Read in

Releases

Qwen

Qwen has somehow outdone themselves this week, releasing 10 new products and models, here are the notable ones you should pay attention to. For all of the models I am about to mention (except Qwen Guard) are available to use for FREE on Qwen’s website.

Qwen3 Max

In a departure from their usual open source releases, they dropped their largest model, Qwen3 Max, via API and web interface only. The model is a mixture of experts model and is reportedly over one trillion parameters.

Qwen Max Benchmarks

The model benchmarks very well, similar to Claude Opus and DeepSeek 3.1. It also seems to pass the community vibe check with many people reporting strong coding, tool calling, and general writing capabilities. We will have to wait a few more weeks as proper benchmarks for this model get released before we can definitively say this is a frontier level model.

The model is using a tiered pricing depending on how many tokens it uses, which we are seeing more and more of as the usable context window for these LLMs grow.

Context Length	Input Tokens/Million	Output Tokens/Million
0–32K	$1.2	$6
32K–128K	$2.4	$12
128K–252K	$3	$15

For context, GPT-5 costs $10 per million output tokens, and Claude Sonnet costs $15 per million, putting this model in roughly the same tier as those models, showing Qwen’s confidence in its strength.

Qwen3-VL

The next release is their Qwen3 vision model, built on their 235 billion parameter MOE model. Its benchmarks put it on top across the entire frontier VLM ecosystem, outdoing the incumbent champion Gemini 2.5 Pro on most of the benchmarks tested.

The community vibe check also seems good. I’ve been seeing reports of people saying that it has been able to solve problems that no other VLM had been able to before, including Gemini Pro and GPT-5. Personally, I will now be defaulting to using Qwen3-VL for any multimodal queries I have in the future based on what I have been seeing and hearing about it.

Qwen VL Bench

Despite this large frontier model being open sourced, I am still a bit disappointed that it only exists for the 235 billion parameter version. At that size, it’s unwieldy for pretty much any home user to be able to use. I hope in the future they release a variant based on their 30 billion parameter model, so that way we can easily run it at home ourselves.

Qwen3 Omni

Qwen3 Omni, as the name suggests, is a model that can handle all modalities. It can take text, image, video, or audio input, and then it can output either text or audio.

It’s built on the thirty billion parameter MoE model, allowing for fast inference and boasting a 250 millisecond audio to audio response time, making it a great fit for real time voice assistant applications.

Omni Benchmarks

From my usage with it so far on the Qwen website, it seems to be a fairly intelligent model. There is some delay in the voice-to-voice response times, but that could be due to the fact that Qwen’s servers are in China, adding a large amount of latency just due to the distance. The audio output quality definitely is not as strong as something like ChatGPT’s voice mode, but it is still clear and usable. Its video understanding is strong for open source but does not rival the Gemini models or the new Qwen3-VL model.

Qwen3 Guard

It has been a while since we have seen a safety moderation release in the open source community, but Qwen has gone and provided that for us. Their Qwen3 Guard model comes in three sizes, 600 million, 4 billion, and 8 billion parameters and offers a bump in quality compared to the previous safety models that we had, including Llama Guard 3. It is particularly strong in multilingual situations for both prompt and response classification.

It can do both user prompt classification and also AI model output classification as well. The user can define what they are looking for the model to guard against, and the model will classify user inputs and model outputs into one of three categories, safe, controversial, or unsafe.

Qwen Guard Architecture

The six hundred million parameter model is very strong, matching or exceeding previous open source SOTA, while also being small enough to potentially deploy on the edge or even run in a user’s browser, making safety guardrails easy to access for any of your applications.

Narrow Focused Edge LLMs

Being able to use small LLMs on edge devices like Raspberry Pis for specific tasks has long been a goal of the community. But up to now there have been no good tailor-made models to do this. Instead you would have to go and fine-tune your own, which would take a large amount of effort to go and do.

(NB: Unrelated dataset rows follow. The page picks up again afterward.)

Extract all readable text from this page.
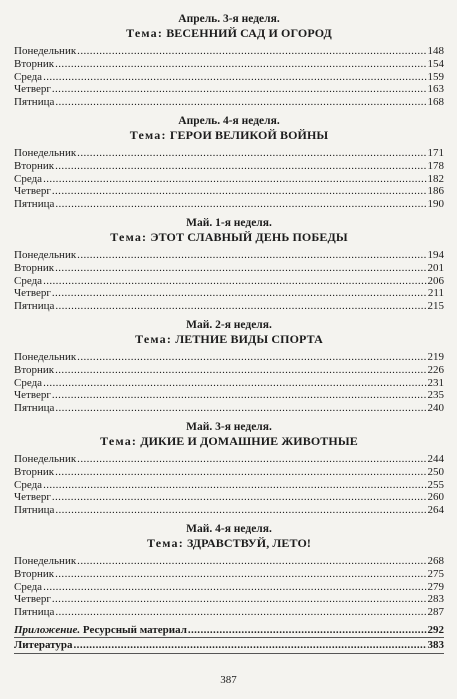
Апрель. 3-я неделя.
Тема: ВЕСЕННИЙ САД И ОГОРОД
Понедельник .....	148
Вторник .....	154
Среда .....	159
Четверг .....	163
Пятница .....	168
Апрель. 4-я неделя.
Тема: ГЕРОИ ВЕЛИКОЙ ВОЙНЫ
Понедельник .....	171
Вторник .....	178
Среда .....	182
Четверг .....	186
Пятница .....	190
Май. 1-я неделя.
Тема: ЭТОТ СЛАВНЫЙ ДЕНЬ ПОБЕДЫ
Понедельник .....	194
Вторник .....	201
Среда .....	206
Четверг .....	211
Пятница .....	215
Май. 2-я неделя.
Тема: ЛЕТНИЕ ВИДЫ СПОРТА
Понедельник .....	219
Вторник .....	226
Среда .....	231
Четверг .....	235
Пятница .....	240
Май. 3-я неделя.
Тема: ДИКИЕ И ДОМАШНИЕ ЖИВОТНЫЕ
Понедельник .....	244
Вторник .....	250
Среда .....	255
Четверг .....	260
Пятница .....	264
Май. 4-я неделя.
Тема: ЗДРАВСТВУЙ, ЛЕТО!
Понедельник .....	268
Вторник .....	275
Среда .....	279
Четверг .....	283
Пятница .....	287
Приложение. Ресурсный материал .....	292
Литература .....	383
387
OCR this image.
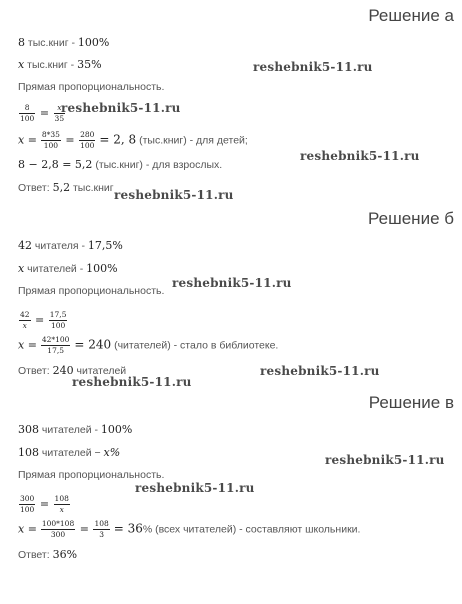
Решение а
8 тыс.книг - 100%
x тыс.книг - 35%
Прямая пропорциональность.
$\frac{8}{100} = \frac{x}{35}$
$x = \frac{8*35}{100} = \frac{280}{100} = 2$, 8 (тыс.книг) - для детей;
8 − 2,8 = 5,2 (тыс.книг) - для взрослых.
Ответ: 5,2 тыс.книг
Решение б
42 читателя - 17,5%
x читателей - 100%
Прямая пропорциональность.
$\frac{42}{x} = \frac{17,5}{100}$
$x = \frac{42*100}{17,5} = 240$ (читателей) - стало в библиотеке.
Ответ: 240 читателей
Решение в
308 читателей - 100%
108 читателей − x%
Прямая пропорциональность.
$\frac{300}{100} = \frac{108}{x}$
$x = \frac{100*108}{300} = \frac{108}{3} = 36\%$ (всех читателей) - составляют школьники.
Ответ: 36%
reshebnik5-11.ru
reshebnik5-11.ru
reshebnik5-11.ru
reshebnik5-11.ru
reshebnik5-11.ru
reshebnik5-11.ru
reshebnik5-11.ru
reshebnik5-11.ru
reshebnik5-11.ru
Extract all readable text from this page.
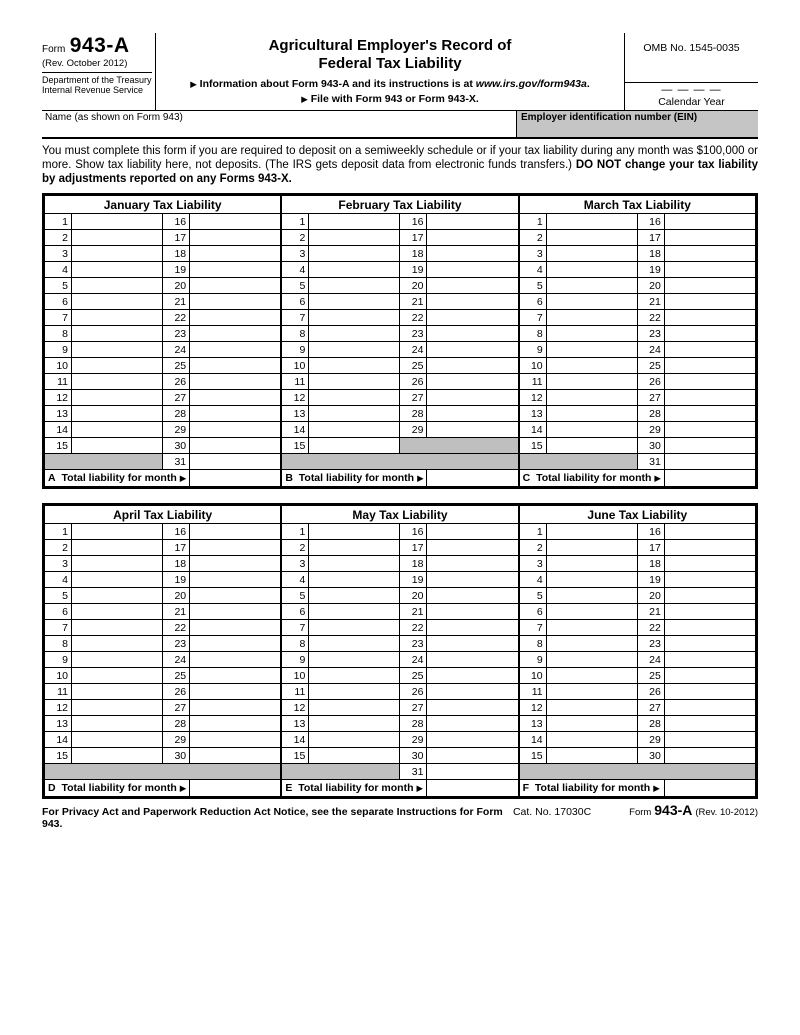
Form 943-A
(Rev. October 2012)
Department of the Treasury
Internal Revenue Service
Agricultural Employer's Record of
Federal Tax Liability
▶ Information about Form 943-A and its instructions is at www.irs.gov/form943a.
▶ File with Form 943 or Form 943-X.
OMB No. 1545-0035
— — — —
Calendar Year
Name (as shown on Form 943)	Employer identification number (EIN)
You must complete this form if you are required to deposit on a semiweekly schedule or if your tax liability during any month was $100,000 or more. Show tax liability here, not deposits. (The IRS gets deposit data from electronic funds transfers.) DO NOT change your tax liability by adjustments reported on any Forms 943-X.
January Tax Liability			
1		16	
2		17	
3		18	
4		19	
5		20	
6		21	
7		22	
8		23	
9		24	
10		25	
11		26	
12		27	
13		28	
14		29	
15		30	
		31	
A Total liability for month ▶			
February Tax Liability			
1		16	
2		17	
3		18	
4		19	
5		20	
6		21	
7		22	
8		23	
9		24	
10		25	
11		26	
12		27	
13		28	
14		29	
15			

B Total liability for month ▶			
March Tax Liability			
1		16	
2		17	
3		18	
4		19	
5		20	
6		21	
7		22	
8		23	
9		24	
10		25	
11		26	
12		27	
13		28	
14		29	
15		30	
		31	
C Total liability for month ▶			
April Tax Liability			
1		16	
2		17	
3		18	
4		19	
5		20	
6		21	
7		22	
8		23	
9		24	
10		25	
11		26	
12		27	
13		28	
14		29	
15		30	

D Total liability for month ▶			
May Tax Liability			
1		16	
2		17	
3		18	
4		19	
5		20	
6		21	
7		22	
8		23	
9		24	
10		25	
11		26	
12		27	
13		28	
14		29	
15		30	
		31	
E Total liability for month ▶			
June Tax Liability			
1		16	
2		17	
3		18	
4		19	
5		20	
6		21	
7		22	
8		23	
9		24	
10		25	
11		26	
12		27	
13		28	
14		29	
15		30	

F Total liability for month ▶			
For Privacy Act and Paperwork Reduction Act Notice, see the separate Instructions for Form 943.
Cat. No. 17030C	Form 943-A (Rev. 10-2012)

Now we don’t have to do that, as the Liquid AI team has released a series of Small Language Models (SLMs) that are special made to do one specific task. They have targeted 4 tasks with their initial release: data extractions (unstructured -> structured), translation, RAG, tool use, and math.

Liquid tool calling benchmarks

LFM2 Tool Calling model benchmarks. The models punch far above their size compared to their Qwen counterparts

These models are built on their LFM2 series of models and outperform any of the state-of-the-art general models (Qwen3) of the same size that are out there right now for their specific task. They still will not outperform the very large models running in the cloud, but for on-device deployments these models are your best bet.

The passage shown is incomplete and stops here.